Presumíase en el horizonte una tormenta; y era la historia de San Sátiro, hermano de San Ambrosio, que en lo más recio de un naufragio átase la hostia consagrada al brazo, con un lienzo, arrójase al mar y logra salvarse. O de San Maló, que celebra su misa sobre el lomo de una ballena que tomó por isla.
Vense unos mulos paciendo sobre un oteruelo; y es el peregrino milagro de San Antonio de Padua, el cual, por convencer á un incrédulo, presenta la hostia á un mulo; húndese el animal de rodillas y baja la cabeza en señal de adoración.
Y cuando el Poniente se inflama y arroja incandescentes saetazos que pasan de claro á las nubecillas, sellándolas con cifras y rasgos de lumbre, es la hora de reverenciar en el recuerdo á los favorecidos con estigmas, á las almas exaltadas de pasión divina cuyo premio fué la sabrosísima herida en la carne mortal, maravillosa correspondencia de las llagas del Salvador; Francisco de Asís, Benito de Reggio, Carlos de Sazzia, Nicolás de Rábena, Catalina de Sena, Magdalena de Pazzi, Angela de la Pace, Stephana Quinzani, Rosa Tamisier.

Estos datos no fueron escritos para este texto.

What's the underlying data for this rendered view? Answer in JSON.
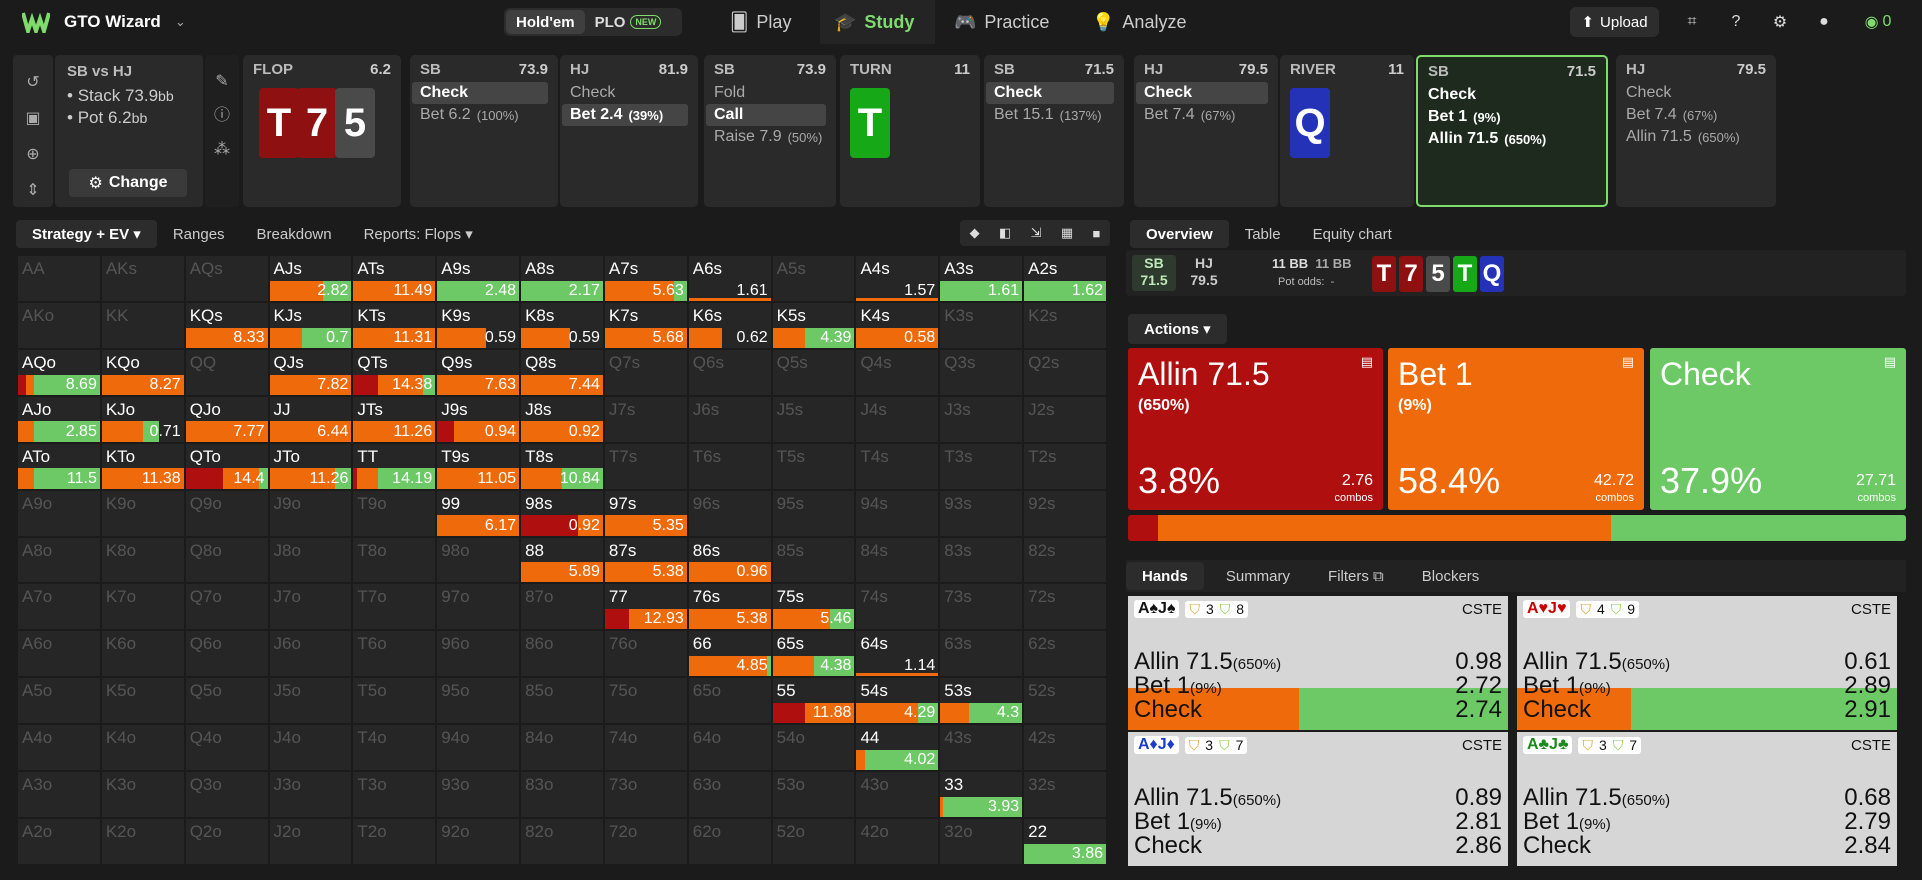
{
  "app": {
    "name": "GTO Wizard",
    "game_tabs": [
      "Hold'em",
      "PLO"
    ],
    "new_badge": "NEW",
    "nav": [
      "Play",
      "Study",
      "Practice",
      "Analyze"
    ],
    "upload": "Upload",
    "balance": "0"
  },
  "spot": {
    "title": "SB vs HJ",
    "stack_label": "Stack",
    "stack": "73.9",
    "pot_label": "Pot",
    "pot": "6.2",
    "unit": "bb",
    "change": "Change"
  },
  "tree": [
    {
      "h": "FLOP",
      "v": "6.2",
      "cards": [
        "T",
        "7",
        "5"
      ]
    },
    {
      "h": "SB",
      "v": "73.9",
      "acts": [
        [
          "Check",
          "",
          1
        ],
        [
          "Bet 6.2",
          "(100%)",
          0
        ]
      ]
    },
    {
      "h": "HJ",
      "v": "81.9",
      "acts": [
        [
          "Check",
          "",
          0
        ],
        [
          "Bet 2.4",
          "(39%)",
          1
        ]
      ]
    },
    {
      "h": "SB",
      "v": "73.9",
      "acts": [
        [
          "Fold",
          "",
          0
        ],
        [
          "Call",
          "",
          1
        ],
        [
          "Raise 7.9",
          "(50%)",
          0
        ]
      ]
    },
    {
      "h": "TURN",
      "v": "11",
      "cards": [
        "T"
      ]
    },
    {
      "h": "SB",
      "v": "71.5",
      "acts": [
        [
          "Check",
          "",
          1
        ],
        [
          "Bet 15.1",
          "(137%)",
          0
        ]
      ]
    },
    {
      "h": "HJ",
      "v": "79.5",
      "acts": [
        [
          "Check",
          "",
          1
        ],
        [
          "Bet 7.4",
          "(67%)",
          0
        ]
      ]
    },
    {
      "h": "RIVER",
      "v": "11",
      "cards": [
        "Q"
      ]
    },
    {
      "h": "SB",
      "v": "71.5",
      "acts": [
        [
          "Check",
          "",
          0
        ],
        [
          "Bet 1",
          "(9%)",
          0
        ],
        [
          "Allin 71.5",
          "(650%)",
          0
        ]
      ]
    },
    {
      "h": "HJ",
      "v": "79.5",
      "acts": [
        [
          "Check",
          "",
          0
        ],
        [
          "Bet 7.4",
          "(67%)",
          0
        ],
        [
          "Allin 71.5",
          "(650%)",
          0
        ]
      ]
    }
  ],
  "left_tabs": [
    "Strategy + EV",
    "Ranges",
    "Breakdown",
    "Reports: Flops"
  ],
  "right_tabs": [
    "Overview",
    "Table",
    "Equity chart"
  ],
  "players": {
    "sb": "SB",
    "sb_v": "71.5",
    "hj": "HJ",
    "hj_v": "79.5",
    "bb1": "11 BB",
    "bb2": "11 BB",
    "odds": "Pot odds:",
    "odds_v": "-"
  },
  "board": [
    "T",
    "7",
    "5",
    "T",
    "Q"
  ],
  "actions_label": "Actions",
  "actions": [
    {
      "name": "Allin 71.5",
      "sub": "(650%)",
      "pct": "3.8%",
      "combos": "2.76",
      "combos_label": "combos",
      "color": "#b00f0f"
    },
    {
      "name": "Bet 1",
      "sub": "(9%)",
      "pct": "58.4%",
      "combos": "42.72",
      "combos_label": "combos",
      "color": "#ee6a0a"
    },
    {
      "name": "Check",
      "sub": "",
      "pct": "37.9%",
      "combos": "27.71",
      "combos_label": "combos",
      "color": "#6dc966"
    }
  ],
  "freq": [
    3.8,
    58.4,
    37.9
  ],
  "hands_tabs": [
    "Hands",
    "Summary",
    "Filters",
    "Blockers"
  ],
  "hands": [
    {
      "card": "A♠J♠",
      "b1": "3",
      "b2": "8",
      "cste": "CSTE",
      "rows": [
        [
          "Allin 71.5",
          "(650%)",
          "0.98"
        ],
        [
          "Bet 1",
          "(9%)",
          "2.72"
        ],
        [
          "Check",
          "",
          "2.74"
        ]
      ],
      "fill": [
        0,
        45,
        55
      ]
    },
    {
      "card": "A♥J♥",
      "b1": "4",
      "b2": "9",
      "cste": "CSTE",
      "rows": [
        [
          "Allin 71.5",
          "(650%)",
          "0.61"
        ],
        [
          "Bet 1",
          "(9%)",
          "2.89"
        ],
        [
          "Check",
          "",
          "2.91"
        ]
      ],
      "fill": [
        0,
        30,
        70
      ]
    },
    {
      "card": "A♦J♦",
      "b1": "3",
      "b2": "7",
      "cste": "CSTE",
      "rows": [
        [
          "Allin 71.5",
          "(650%)",
          "0.89"
        ],
        [
          "Bet 1",
          "(9%)",
          "2.81"
        ],
        [
          "Check",
          "",
          "2.86"
        ]
      ],
      "fill": [
        0,
        0,
        0
      ]
    },
    {
      "card": "A♣J♣",
      "b1": "3",
      "b2": "7",
      "cste": "CSTE",
      "rows": [
        [
          "Allin 71.5",
          "(650%)",
          "0.68"
        ],
        [
          "Bet 1",
          "(9%)",
          "2.79"
        ],
        [
          "Check",
          "",
          "2.84"
        ]
      ],
      "fill": [
        0,
        0,
        0
      ]
    }
  ],
  "matrix": [
    [
      "AA",
      "",
      "",
      "",
      ""
    ],
    [
      "AKs",
      "",
      "",
      "",
      ""
    ],
    [
      "AQs",
      "",
      "",
      "",
      ""
    ],
    [
      "AJs",
      "2.82",
      "0",
      "65",
      "35"
    ],
    [
      "ATs",
      "11.49",
      "0",
      "100",
      "0"
    ],
    [
      "A9s",
      "2.48",
      "0",
      "0",
      "100"
    ],
    [
      "A8s",
      "2.17",
      "0",
      "0",
      "100"
    ],
    [
      "A7s",
      "5.63",
      "0",
      "85",
      "15"
    ],
    [
      "A6s",
      "1.61",
      "0",
      "0",
      "0"
    ],
    [
      "A5s",
      "",
      "",
      "",
      ""
    ],
    [
      "A4s",
      "1.57",
      "0",
      "0",
      "0"
    ],
    [
      "A3s",
      "1.61",
      "0",
      "0",
      "100"
    ],
    [
      "A2s",
      "1.62",
      "0",
      "0",
      "100"
    ],
    [
      "AKo",
      "",
      "",
      "",
      ""
    ],
    [
      "KK",
      "",
      "",
      "",
      ""
    ],
    [
      "KQs",
      "8.33",
      "0",
      "100",
      "0"
    ],
    [
      "KJs",
      "0.7",
      "0",
      "40",
      "60"
    ],
    [
      "KTs",
      "11.31",
      "0",
      "100",
      "0"
    ],
    [
      "K9s",
      "0.59",
      "0",
      "60",
      "0"
    ],
    [
      "K8s",
      "0.59",
      "0",
      "60",
      "0"
    ],
    [
      "K7s",
      "5.68",
      "0",
      "100",
      "0"
    ],
    [
      "K6s",
      "0.62",
      "0",
      "40",
      "0"
    ],
    [
      "K5s",
      "4.39",
      "0",
      "40",
      "60"
    ],
    [
      "K4s",
      "0.58",
      "0",
      "100",
      "0"
    ],
    [
      "K3s",
      "",
      "",
      "",
      ""
    ],
    [
      "K2s",
      "",
      "",
      "",
      ""
    ],
    [
      "AQo",
      "8.69",
      "10",
      "10",
      "80"
    ],
    [
      "KQo",
      "8.27",
      "0",
      "100",
      "0"
    ],
    [
      "QQ",
      "",
      "",
      "",
      ""
    ],
    [
      "QJs",
      "7.82",
      "0",
      "100",
      "0"
    ],
    [
      "QTs",
      "14.38",
      "30",
      "55",
      "15"
    ],
    [
      "Q9s",
      "7.63",
      "0",
      "100",
      "0"
    ],
    [
      "Q8s",
      "7.44",
      "0",
      "100",
      "0"
    ],
    [
      "Q7s",
      "",
      "",
      "",
      ""
    ],
    [
      "Q6s",
      "",
      "",
      "",
      ""
    ],
    [
      "Q5s",
      "",
      "",
      "",
      ""
    ],
    [
      "Q4s",
      "",
      "",
      "",
      ""
    ],
    [
      "Q3s",
      "",
      "",
      "",
      ""
    ],
    [
      "Q2s",
      "",
      "",
      "",
      ""
    ],
    [
      "AJo",
      "2.85",
      "0",
      "20",
      "80"
    ],
    [
      "KJo",
      "0.71",
      "0",
      "50",
      "20"
    ],
    [
      "QJo",
      "7.77",
      "0",
      "100",
      "0"
    ],
    [
      "JJ",
      "6.44",
      "0",
      "100",
      "0"
    ],
    [
      "JTs",
      "11.26",
      "0",
      "100",
      "0"
    ],
    [
      "J9s",
      "0.94",
      "20",
      "80",
      "0"
    ],
    [
      "J8s",
      "0.92",
      "0",
      "100",
      "0"
    ],
    [
      "J7s",
      "",
      "",
      "",
      ""
    ],
    [
      "J6s",
      "",
      "",
      "",
      ""
    ],
    [
      "J5s",
      "",
      "",
      "",
      ""
    ],
    [
      "J4s",
      "",
      "",
      "",
      ""
    ],
    [
      "J3s",
      "",
      "",
      "",
      ""
    ],
    [
      "J2s",
      "",
      "",
      "",
      ""
    ],
    [
      "ATo",
      "11.5",
      "0",
      "20",
      "80"
    ],
    [
      "KTo",
      "11.38",
      "0",
      "100",
      "0"
    ],
    [
      "QTo",
      "14.4",
      "45",
      "45",
      "10"
    ],
    [
      "JTo",
      "11.26",
      "0",
      "80",
      "20"
    ],
    [
      "TT",
      "14.19",
      "5",
      "25",
      "70"
    ],
    [
      "T9s",
      "11.05",
      "0",
      "100",
      "0"
    ],
    [
      "T8s",
      "10.84",
      "0",
      "50",
      "50"
    ],
    [
      "T7s",
      "",
      "",
      "",
      ""
    ],
    [
      "T6s",
      "",
      "",
      "",
      ""
    ],
    [
      "T5s",
      "",
      "",
      "",
      ""
    ],
    [
      "T4s",
      "",
      "",
      "",
      ""
    ],
    [
      "T3s",
      "",
      "",
      "",
      ""
    ],
    [
      "T2s",
      "",
      "",
      "",
      ""
    ],
    [
      "A9o",
      "",
      "",
      "",
      ""
    ],
    [
      "K9o",
      "",
      "",
      "",
      ""
    ],
    [
      "Q9o",
      "",
      "",
      "",
      ""
    ],
    [
      "J9o",
      "",
      "",
      "",
      ""
    ],
    [
      "T9o",
      "",
      "",
      "",
      ""
    ],
    [
      "99",
      "6.17",
      "0",
      "100",
      "0"
    ],
    [
      "98s",
      "0.92",
      "70",
      "30",
      "0"
    ],
    [
      "97s",
      "5.35",
      "0",
      "100",
      "0"
    ],
    [
      "96s",
      "",
      "",
      "",
      ""
    ],
    [
      "95s",
      "",
      "",
      "",
      ""
    ],
    [
      "94s",
      "",
      "",
      "",
      ""
    ],
    [
      "93s",
      "",
      "",
      "",
      ""
    ],
    [
      "92s",
      "",
      "",
      "",
      ""
    ],
    [
      "A8o",
      "",
      "",
      "",
      ""
    ],
    [
      "K8o",
      "",
      "",
      "",
      ""
    ],
    [
      "Q8o",
      "",
      "",
      "",
      ""
    ],
    [
      "J8o",
      "",
      "",
      "",
      ""
    ],
    [
      "T8o",
      "",
      "",
      "",
      ""
    ],
    [
      "98o",
      "",
      "",
      "",
      ""
    ],
    [
      "88",
      "5.89",
      "0",
      "100",
      "0"
    ],
    [
      "87s",
      "5.38",
      "0",
      "100",
      "0"
    ],
    [
      "86s",
      "0.96",
      "0",
      "100",
      "0"
    ],
    [
      "85s",
      "",
      "",
      "",
      ""
    ],
    [
      "84s",
      "",
      "",
      "",
      ""
    ],
    [
      "83s",
      "",
      "",
      "",
      ""
    ],
    [
      "82s",
      "",
      "",
      "",
      ""
    ],
    [
      "A7o",
      "",
      "",
      "",
      ""
    ],
    [
      "K7o",
      "",
      "",
      "",
      ""
    ],
    [
      "Q7o",
      "",
      "",
      "",
      ""
    ],
    [
      "J7o",
      "",
      "",
      "",
      ""
    ],
    [
      "T7o",
      "",
      "",
      "",
      ""
    ],
    [
      "97o",
      "",
      "",
      "",
      ""
    ],
    [
      "87o",
      "",
      "",
      "",
      ""
    ],
    [
      "77",
      "12.93",
      "30",
      "70",
      "0"
    ],
    [
      "76s",
      "5.38",
      "0",
      "100",
      "0"
    ],
    [
      "75s",
      "5.46",
      "0",
      "70",
      "30"
    ],
    [
      "74s",
      "",
      "",
      "",
      ""
    ],
    [
      "73s",
      "",
      "",
      "",
      ""
    ],
    [
      "72s",
      "",
      "",
      "",
      ""
    ],
    [
      "A6o",
      "",
      "",
      "",
      ""
    ],
    [
      "K6o",
      "",
      "",
      "",
      ""
    ],
    [
      "Q6o",
      "",
      "",
      "",
      ""
    ],
    [
      "J6o",
      "",
      "",
      "",
      ""
    ],
    [
      "T6o",
      "",
      "",
      "",
      ""
    ],
    [
      "96o",
      "",
      "",
      "",
      ""
    ],
    [
      "86o",
      "",
      "",
      "",
      ""
    ],
    [
      "76o",
      "",
      "",
      "",
      ""
    ],
    [
      "66",
      "4.85",
      "0",
      "95",
      "5"
    ],
    [
      "65s",
      "4.38",
      "0",
      "50",
      "50"
    ],
    [
      "64s",
      "1.14",
      "0",
      "0",
      "0"
    ],
    [
      "63s",
      "",
      "",
      "",
      ""
    ],
    [
      "62s",
      "",
      "",
      "",
      ""
    ],
    [
      "A5o",
      "",
      "",
      "",
      ""
    ],
    [
      "K5o",
      "",
      "",
      "",
      ""
    ],
    [
      "Q5o",
      "",
      "",
      "",
      ""
    ],
    [
      "J5o",
      "",
      "",
      "",
      ""
    ],
    [
      "T5o",
      "",
      "",
      "",
      ""
    ],
    [
      "95o",
      "",
      "",
      "",
      ""
    ],
    [
      "85o",
      "",
      "",
      "",
      ""
    ],
    [
      "75o",
      "",
      "",
      "",
      ""
    ],
    [
      "65o",
      "",
      "",
      "",
      ""
    ],
    [
      "55",
      "11.88",
      "40",
      "60",
      "0"
    ],
    [
      "54s",
      "4.29",
      "0",
      "75",
      "25"
    ],
    [
      "53s",
      "4.3",
      "0",
      "35",
      "65"
    ],
    [
      "52s",
      "",
      "",
      "",
      ""
    ],
    [
      "A4o",
      "",
      "",
      "",
      ""
    ],
    [
      "K4o",
      "",
      "",
      "",
      ""
    ],
    [
      "Q4o",
      "",
      "",
      "",
      ""
    ],
    [
      "J4o",
      "",
      "",
      "",
      ""
    ],
    [
      "T4o",
      "",
      "",
      "",
      ""
    ],
    [
      "94o",
      "",
      "",
      "",
      ""
    ],
    [
      "84o",
      "",
      "",
      "",
      ""
    ],
    [
      "74o",
      "",
      "",
      "",
      ""
    ],
    [
      "64o",
      "",
      "",
      "",
      ""
    ],
    [
      "54o",
      "",
      "",
      "",
      ""
    ],
    [
      "44",
      "4.02",
      "0",
      "10",
      "90"
    ],
    [
      "43s",
      "",
      "",
      "",
      ""
    ],
    [
      "42s",
      "",
      "",
      "",
      ""
    ],
    [
      "A3o",
      "",
      "",
      "",
      ""
    ],
    [
      "K3o",
      "",
      "",
      "",
      ""
    ],
    [
      "Q3o",
      "",
      "",
      "",
      ""
    ],
    [
      "J3o",
      "",
      "",
      "",
      ""
    ],
    [
      "T3o",
      "",
      "",
      "",
      ""
    ],
    [
      "93o",
      "",
      "",
      "",
      ""
    ],
    [
      "83o",
      "",
      "",
      "",
      ""
    ],
    [
      "73o",
      "",
      "",
      "",
      ""
    ],
    [
      "63o",
      "",
      "",
      "",
      ""
    ],
    [
      "53o",
      "",
      "",
      "",
      ""
    ],
    [
      "43o",
      "",
      "",
      "",
      ""
    ],
    [
      "33",
      "3.93",
      "0",
      "3",
      "97"
    ],
    [
      "32s",
      "",
      "",
      "",
      ""
    ],
    [
      "A2o",
      "",
      "",
      "",
      ""
    ],
    [
      "K2o",
      "",
      "",
      "",
      ""
    ],
    [
      "Q2o",
      "",
      "",
      "",
      ""
    ],
    [
      "J2o",
      "",
      "",
      "",
      ""
    ],
    [
      "T2o",
      "",
      "",
      "",
      ""
    ],
    [
      "92o",
      "",
      "",
      "",
      ""
    ],
    [
      "82o",
      "",
      "",
      "",
      ""
    ],
    [
      "72o",
      "",
      "",
      "",
      ""
    ],
    [
      "62o",
      "",
      "",
      "",
      ""
    ],
    [
      "52o",
      "",
      "",
      "",
      ""
    ],
    [
      "42o",
      "",
      "",
      "",
      ""
    ],
    [
      "32o",
      "",
      "",
      "",
      ""
    ],
    [
      "22",
      "3.86",
      "0",
      "0",
      "100"
    ]
  ],
  "colors": {
    "allin": "#b00f0f",
    "bet": "#ee6a0a",
    "check": "#6dc966",
    "accent": "#7fdc6c"
  }
}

Luego eran las delicadas mercedes y amantes finezas de Jesús con sus elegidos. Santa Catalina, recitando el miserere, llega al versículo: cor mundum crea in me, Deus. Repítelo la santa casi desfallecida, implorando al esposo. En esto aparécesele Jesús, vestido de resplandores, y con amorosa ternura le saca el corazón. Tres días permanece sin él la santa. Al tercero, Jesús la ofrece otro, purísimo, diciendo: «Hija mía Catalina: porque seas enteramente limpia á mis ojos te doy un corazón nuevo.» Y durante toda su vida conserva la cicatriz en el costado. O el trance sublime y conmovedor de María Alacoque, permutando el corazón con Jesús, quien formaliza el cambio por medio de un documento que él mismo dicta: «Te constituyo heredera de mi corazón y de todos sus tesoros para la eternidad. Te prometo que no te faltará ayuda, como á mí no me falte poder. Serás siempre la preferida: juguete y holocausto de mi corazón.» O también, el suavísimo regalo que nuestro Redentor hizo al venerable Riscal. Paseábase por los tránsitos del convento de San Ambrosio, en Valladolid, cuando he aquí que se encuentra con un niño de extraordinaria hermosura. «¿Cómo te llamas?» «Yo, Jesús de Crisóstomo. ¿Y tú?» «Yo, Crisóstomo de Jesús.»
Volvían al colegio con el crepúsculo vespertino. Del monte, de la colina, del árbol, bajaban sombras caprichosas. De los matorrales nacían vocecillas inquietantes. Era el momento de hablar de las trazas, ardides y encarnaciones de que Lucifer se sirve para tentar al justo ó castigar al impío; gústale preferentemente tomar la forma del cerdo, también la de la cabra, y en alguna ocasión se presentó de entrambas maneras en las camarillas de los alumnos, habiendo uno en pecado mortal. Los niños, que en otras circunstancias se hubieran reído de la estúpida fantasía de un diablo que elige al cerdo por ornamento y apariencia carnal, transidos por el misterio del campo y de la noche, se estremecían y buscaban mutuo amparo, apretujándose.
—También—dijo Coste cierta vez—se aparece el diablo en forma de león; pero cuando se le coloca un gallo delante, desaparece.
—Calla, Coste, que esas son supersticiones necias.